The organizations seeing real returns from AI tooling share a pattern: they start with domain clarity. They know what problem they're solving. They know what "good" looks like for that problem. They know what metrics connect to business value. And then they apply the tool, iteratively, measuring the things that matter at each step.

Iteration Is the Whole Game

The lean model was never "get it right the first time." It was build-measure-learn. Form a hypothesis. Test it cheaply. Measure the outcome (not the input). Iterate.

Applied to AI adoption, this looks like:

  1. Identify a specific problem with clear success criteria tied to business value.
  2. Apply the tool to that problem in a bounded way.
  3. Measure the output against the success criteria, not the token bill.
  4. Iterate: adjust the approach, the prompt architecture, the workflow integration.
  5. Scale what works. Get rid of what doesn't.

This is not revolutionary. It's how we've always adopted technology successfully. The only thing that changed is the speed at which you can burn money if you skip steps 1 and 3.

The Right Metric

Stop measuring token spend as a proxy for anything. Start measuring what the tokens produced.

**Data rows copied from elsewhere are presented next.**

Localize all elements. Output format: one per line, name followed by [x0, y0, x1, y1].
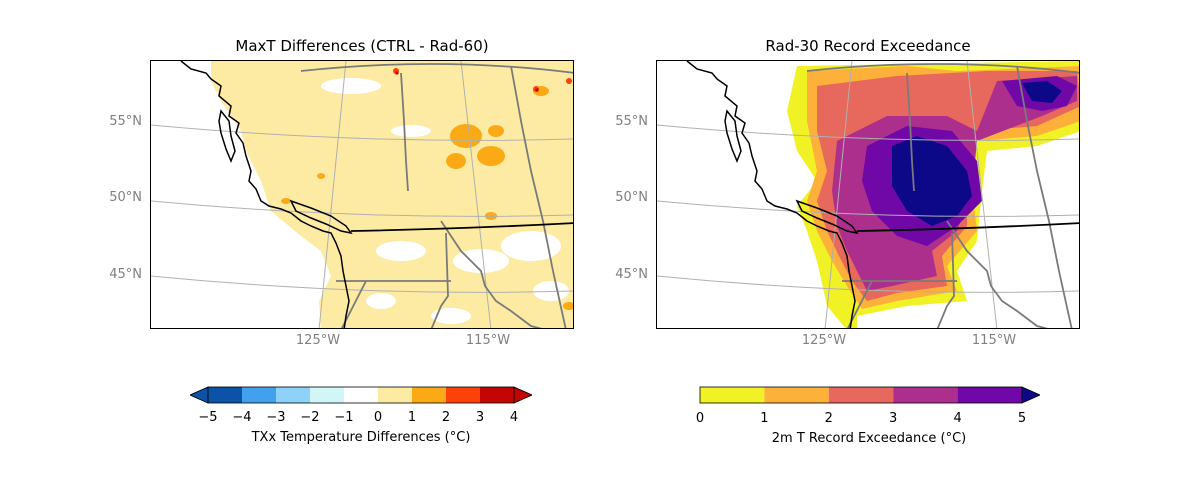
- right-lat-label-50: 50°N: [615, 190, 648, 205]
- right-colorbar-swatch-0: [700, 387, 765, 403]
- right-lat-label-55: 55°N: [615, 114, 648, 129]
- right-colorbar-tick-label: 0: [695, 411, 705, 426]
- left-map-panel: [150, 60, 574, 329]
- right-colorbar-swatch-3: [893, 387, 958, 403]
- left-colorbar-swatch-0: [208, 387, 242, 403]
- left-vancouver-island: [289, 199, 353, 235]
- left-colorbar-tick-label: 2: [441, 410, 451, 425]
- right-lon-label-125w: 125°W: [801, 333, 847, 348]
- right-us-canada-border: [856, 222, 1079, 232]
- left-colorbar-tick-label: 1: [407, 410, 417, 425]
- right-field-navy-ne: [1022, 81, 1062, 103]
- left-haida-gwaii: [218, 109, 236, 163]
- left-white-patches: [321, 78, 569, 324]
- right-colorbar-svg: [699, 386, 1040, 404]
- left-lon-label-115w: 115°W: [465, 333, 511, 348]
- left-lat-label-50: 50°N: [109, 190, 142, 205]
- right-colorbar-tick-label: 2: [824, 411, 833, 426]
- left-colorbar-svg: [190, 386, 532, 404]
- right-haida-gwaii: [724, 109, 742, 163]
- right-colorbar: [698, 386, 1040, 404]
- left-lon-label-125w: 125°W: [295, 333, 341, 348]
- left-colorbar-tick-label: −1: [334, 410, 354, 425]
- right-borders: [806, 63, 1079, 328]
- left-colorbar-swatch-5: [378, 387, 412, 403]
- right-colorbar-tick-label: 4: [953, 411, 962, 426]
- left-map-svg: [151, 61, 573, 328]
- right-map-svg: [657, 61, 1079, 328]
- right-vancouver-island: [795, 199, 859, 235]
- left-colorbar-swatch-3: [310, 387, 344, 403]
- left-map-title: MaxT Differences (CTRL - Rad-60): [235, 37, 489, 55]
- right-coastline: [686, 61, 856, 328]
- right-colorbar-tick-label: 3: [889, 411, 898, 426]
- left-colorbar-tick-label: 4: [509, 410, 519, 425]
- right-graticule: [657, 61, 1079, 328]
- left-colorbar-extend-min: [190, 386, 209, 404]
- left-colorbar-tick-label: −4: [232, 410, 252, 425]
- left-orange-patches: [281, 86, 573, 310]
- left-graticule: [151, 61, 573, 328]
- left-colorbar-swatch-6: [412, 387, 446, 403]
- right-lon-label-115w: 115°W: [971, 333, 1017, 348]
- right-colorbar-outline: [699, 386, 1023, 404]
- left-colorbar-label: TXx Temperature Differences (°C): [251, 430, 471, 445]
- right-colorbar-tick-label: 5: [1017, 411, 1027, 426]
- left-colorbar-swatch-2: [276, 387, 310, 403]
- right-map-panel: [656, 60, 1080, 329]
- right-colorbar-swatch-1: [764, 387, 829, 403]
- left-colorbar-tick-label: 3: [475, 410, 485, 425]
- left-us-canada-border: [350, 222, 573, 232]
- right-colorbar-label: 2m T Record Exceedance (°C): [771, 431, 967, 446]
- left-colorbar-tick-label: −2: [300, 410, 320, 425]
- left-lat-label-45: 45°N: [109, 267, 142, 282]
- right-map-title: Rad-30 Record Exceedance: [765, 37, 971, 55]
- left-colorbar-tick-label: 0: [373, 410, 383, 425]
- left-colorbar: [190, 386, 532, 404]
- left-colorbar-tick-label: −3: [266, 410, 286, 425]
- left-coastline: [180, 61, 350, 328]
- left-lat-label-55: 55°N: [109, 114, 142, 129]
- left-colorbar-swatch-4: [344, 387, 378, 403]
- left-darkred-spots: [395, 71, 539, 92]
- left-colorbar-swatch-1: [242, 387, 276, 403]
- right-colorbar-extend-max: [1021, 386, 1040, 404]
- left-colorbar-swatch-8: [480, 387, 514, 403]
- left-colorbar-outline: [207, 386, 515, 404]
- left-colorbar-extend-max: [513, 386, 532, 404]
- right-colorbar-tick-label: 1: [760, 411, 769, 426]
- left-borders: [300, 63, 573, 328]
- left-colorbar-tick-label: −5: [198, 410, 218, 425]
- right-colorbar-swatch-4: [957, 387, 1022, 403]
- right-colorbar-swatch-2: [828, 387, 894, 403]
- left-colorbar-swatch-7: [446, 387, 480, 403]
- right-lat-label-45: 45°N: [615, 267, 648, 282]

Cycle time reduction. Defect rate. Feature throughput. Time to first value. Problems solved that were previously intractable. Revenue protected or generated. If you're in software delivery, DORA's four keys already give you the scaffolding: Are you deploying more frequently? Is lead time shrinking? Is your failure rate stable or declining? Can you recover quickly when something breaks? These metrics existed before AI tools arrived, and they'll outlast the current hype cycle because they measure what matters: the system's capacity to deliver value reliably.

These metrics require you to understand your domain. They require you to know what "value" means for your specific context. They require iteration and refinement. There's no billing dashboard that gives you this for free.

That's the work. The AI doesn't replace it. The AI accelerates it, but only if you've done the hard part first.

The companies pulling back aren't proving that AI doesn't work. They're proving that vanity metrics and unlimited budgets are a bad combination regardless of the technology. The answer isn't less AI. It's better questions, measured against outcomes that matter.